Rami al-Rayes
TT

Lebanon: A Return to the Pre-October 7 Status Quo

The Lebanese are in between two dramatically different states: a restrained war is raging on the southern front, while things are normal in other areas of the country. We see the villages on the border paying dearly on behalf of the entire country. The residents are being killed and their homes and infrastructure are being destroyed, bringing to mind the scenes we had seen before the Lebanese Civil War (1975 - 1990), when Israel assaulted South Lebanon at will, creating a very perilous situation.

The difference is that the Lebanese parties (with Hezbollah at the forefront, naturally) now have the capacity to retaliate and create damage across the many settlements scattered in the north of the occupied territories. They pose enough of a threat that the inhabitants of these settlements, who had been living in peace and stability have had to flee the territory that has been occupied since the 1948 Nakba. These residents have exerted significant pressure on Israeli Prime Minister Benjamin Netanyahu to do something so that they can return to "their homes."

We cannot allow the Israeli occupation forces to continue violating Arab territory like they have been violating Palestinian territory since the Nakba and the establishment of the Israeli state, hosting settlers from across the globe at the expense of the native population. In this regard, successive Israeli governments have refused to drop the country’s grandiose schemes and continue to seek political or military opportunities to achieve this objective. The plan to deport Palestinians from Gaza that was put forward at the beginning of the war is just one "manifestation" of this dangerous project that will remain in force so long as the Israeli government does not abandon its old-new expansionist projects.

We have heard calls on Lebanon to adhere to UN Resolution 1701, which was issued in 2006 following the 33-day July War that devastated the country but failed to achieve Tel Aviv’s declared objectives. Although the war destroyed much in Lebanon, including bridges, infrastructure, power grids, and more, it failed to eliminate Hezbollah. The same is true for this war in the Gaza Strip, which has been almost completely destroyed. The goal of eliminating Hamas has not and will not be achieved, despite the massive destruction and killing that has left accusations of genocide leveled at Israel by the UN’s highest judicial authority, the International Court of Justice.

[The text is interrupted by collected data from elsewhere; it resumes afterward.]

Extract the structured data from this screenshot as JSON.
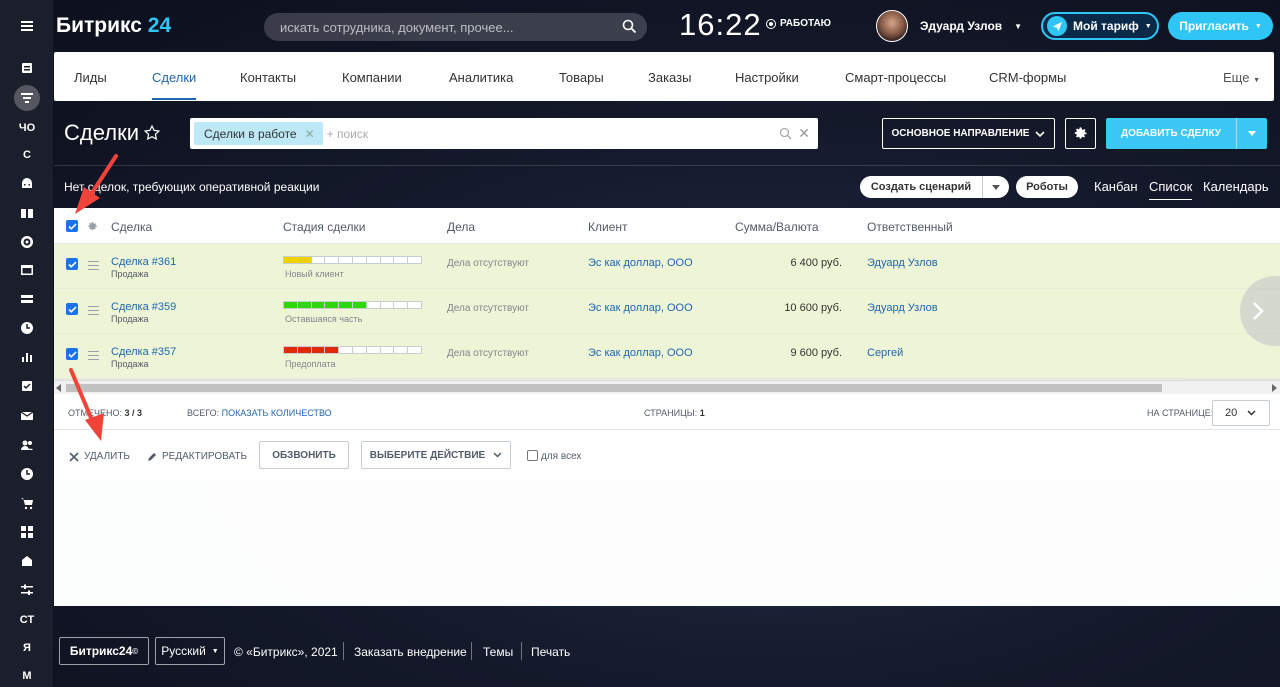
{
  "header": {
    "logo_text": "Битрикс",
    "logo_num": "24",
    "search_placeholder": "искать сотрудника, документ, прочее...",
    "clock": "16:22",
    "work_status": "РАБОТАЮ",
    "user_name": "Эдуард Узлов",
    "tariff_label": "Мой тариф",
    "invite_label": "Пригласить"
  },
  "left_rail": {
    "items": [
      {
        "icon": "feed-icon"
      },
      {
        "icon": "funnel-icon"
      },
      {
        "label": "ЧО"
      },
      {
        "label": "С"
      },
      {
        "icon": "android-icon"
      },
      {
        "icon": "book-icon"
      },
      {
        "icon": "target-icon"
      },
      {
        "icon": "window-icon"
      },
      {
        "icon": "layers-icon"
      },
      {
        "icon": "clock-dollar-icon"
      },
      {
        "icon": "bar-chart-icon"
      },
      {
        "icon": "checklist-icon"
      },
      {
        "icon": "mail-icon"
      },
      {
        "icon": "people-icon"
      },
      {
        "icon": "clock-icon"
      },
      {
        "icon": "cart-icon"
      },
      {
        "icon": "apps-icon"
      },
      {
        "icon": "sites-icon"
      },
      {
        "icon": "sliders-icon"
      },
      {
        "label": "СТ"
      },
      {
        "label": "Я"
      },
      {
        "label": "М"
      }
    ]
  },
  "crm_nav": {
    "tabs": [
      "Лиды",
      "Сделки",
      "Контакты",
      "Компании",
      "Аналитика",
      "Товары",
      "Заказы",
      "Настройки",
      "Смарт-процессы",
      "CRM-формы"
    ],
    "active_tab": "Сделки",
    "more": "Еще"
  },
  "toolbar": {
    "title": "Сделки",
    "filter_chip": "Сделки в работе",
    "filter_placeholder": "+ поиск",
    "direction": "ОСНОВНОЕ НАПРАВЛЕНИЕ",
    "add_deal": "ДОБАВИТЬ СДЕЛКУ"
  },
  "info_bar": {
    "message": "Нет сделок, требующих оперативной реакции",
    "scenario": "Создать сценарий",
    "robots": "Роботы",
    "views": [
      "Канбан",
      "Список",
      "Календарь"
    ],
    "active_view": "Список"
  },
  "grid": {
    "columns": [
      "Сделка",
      "Стадия сделки",
      "Дела",
      "Клиент",
      "Сумма/Валюта",
      "Ответственный"
    ],
    "rows": [
      {
        "title": "Сделка #361",
        "category": "Продажа",
        "stage": "Новый клиент",
        "stage_color": "#f0d100",
        "stage_progress": 2,
        "tasks": "Дела отсутствуют",
        "client": "Эс как доллар, ООО",
        "amount": "6 400 руб.",
        "owner": "Эдуард Узлов",
        "checked": true
      },
      {
        "title": "Сделка #359",
        "category": "Продажа",
        "stage": "Оставшаяся часть",
        "stage_color": "#2fd80a",
        "stage_progress": 6,
        "tasks": "Дела отсутствуют",
        "client": "Эс как доллар, ООО",
        "amount": "10 600 руб.",
        "owner": "Эдуард Узлов",
        "checked": true
      },
      {
        "title": "Сделка #357",
        "category": "Продажа",
        "stage": "Предоплата",
        "stage_color": "#e02a0a",
        "stage_progress": 4,
        "tasks": "Дела отсутствуют",
        "client": "Эс как доллар, ООО",
        "amount": "9 600 руб.",
        "owner": "Сергей",
        "checked": true
      }
    ],
    "stage_segments": 10
  },
  "grid_footer": {
    "checked_label": "Отмечено:",
    "checked_value": "3 / 3",
    "total_label": "Всего:",
    "total_link": "Показать количество",
    "pages_label": "Страницы:",
    "pages_value": "1",
    "per_page_label": "На странице:",
    "per_page_value": "20"
  },
  "actions": {
    "delete": "Удалить",
    "edit": "Редактировать",
    "call": "ОБЗВОНИТЬ",
    "choose_action": "ВЫБЕРИТЕ ДЕЙСТВИЕ",
    "for_all": "для всех"
  },
  "footer": {
    "brand": "Битрикс24",
    "language": "Русский",
    "copyright": "© «Битрикс», 2021",
    "links": [
      "Заказать внедрение",
      "Темы",
      "Печать"
    ]
  },
  "colors": {
    "accent": "#2fc6f6",
    "link": "#2067b0",
    "row_selected": "#eef5d6",
    "annotation": "#f0433a"
  }
}
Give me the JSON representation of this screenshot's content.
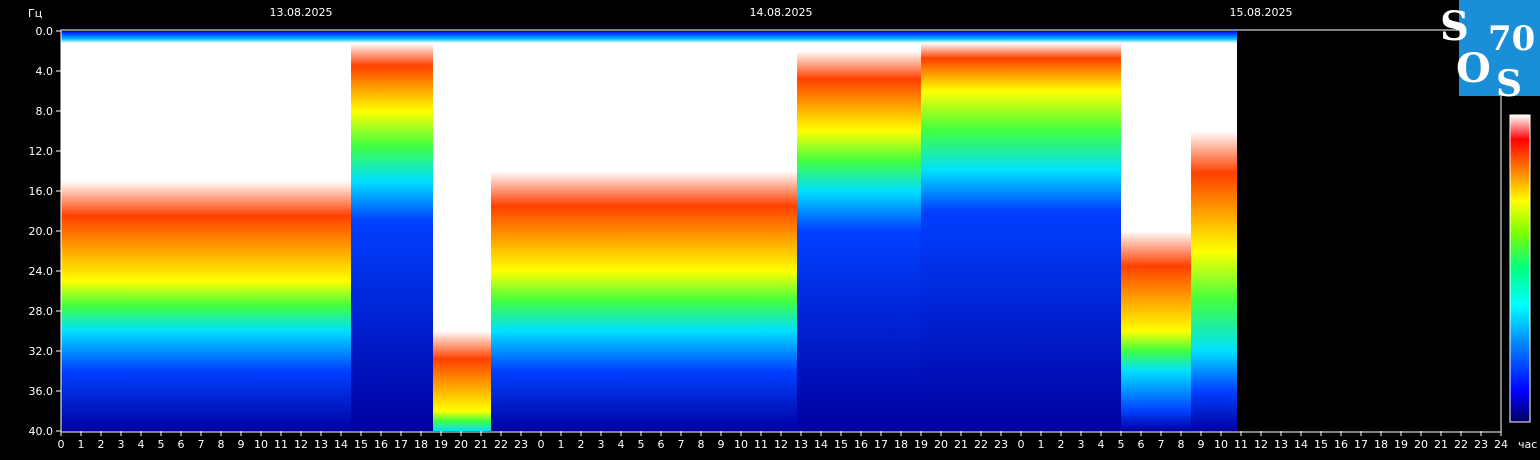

In light of the current circumstances, more than three months into Israel’s war on Gaza, the best course of action for Lebanon might be a return to UN Resolution 1701 and its implementation in full. That would restore the status quo that had been in place before October 7, 2023 and that allowed stability and relative calm to prevail for years. Indeed, it was only interrupted by Israeli violations of Lebanese airspace, territory, and waters, which were only suspended for brief periods over the past few decades.

If there is a "consensus" in Lebanon that starting a wide-scale war with the Israeli occupation forces does not align with our national interest - not because of opposition to solidarity with Gaza and the Palestinian people, but because Lebanon cannot bear its grave repercussions - it should also apply to Israeli attacks and bombardments in Lebanon. These assaults cannot be stopped without significant American pressure on Israel. US pressure has already succeeded in preventing the expansion of the war in several directions, primarily from the Lebanese side.

In these difficult and critical times, anything can happen in the miserable domestic Lebanese scene, with the stagnation that has paralyzed the country for over a year and a half is likely to continue after the country failed to fill the presidential vacuum since President Michel Aoun's term ended on October 31, 2022.

It is incumbent on all Lebanese parties to set aside their differences and agree on electing a credible and respectable president who enjoys the local and international backing needed to help the country overcome its aggravating crises. The challenges to electing a president are not insurmountable and everyone bears some responsibility for this failure: both the parties insisting on a single candidate and excluding all others and the parties that have yet to propose a serious alternative, content with the "intersection" around a particular candidate at an earlier stage, which is probably behind us at this point. Amid the intransigence of both sides, the presidential vacuum will remain, as will the country's crises.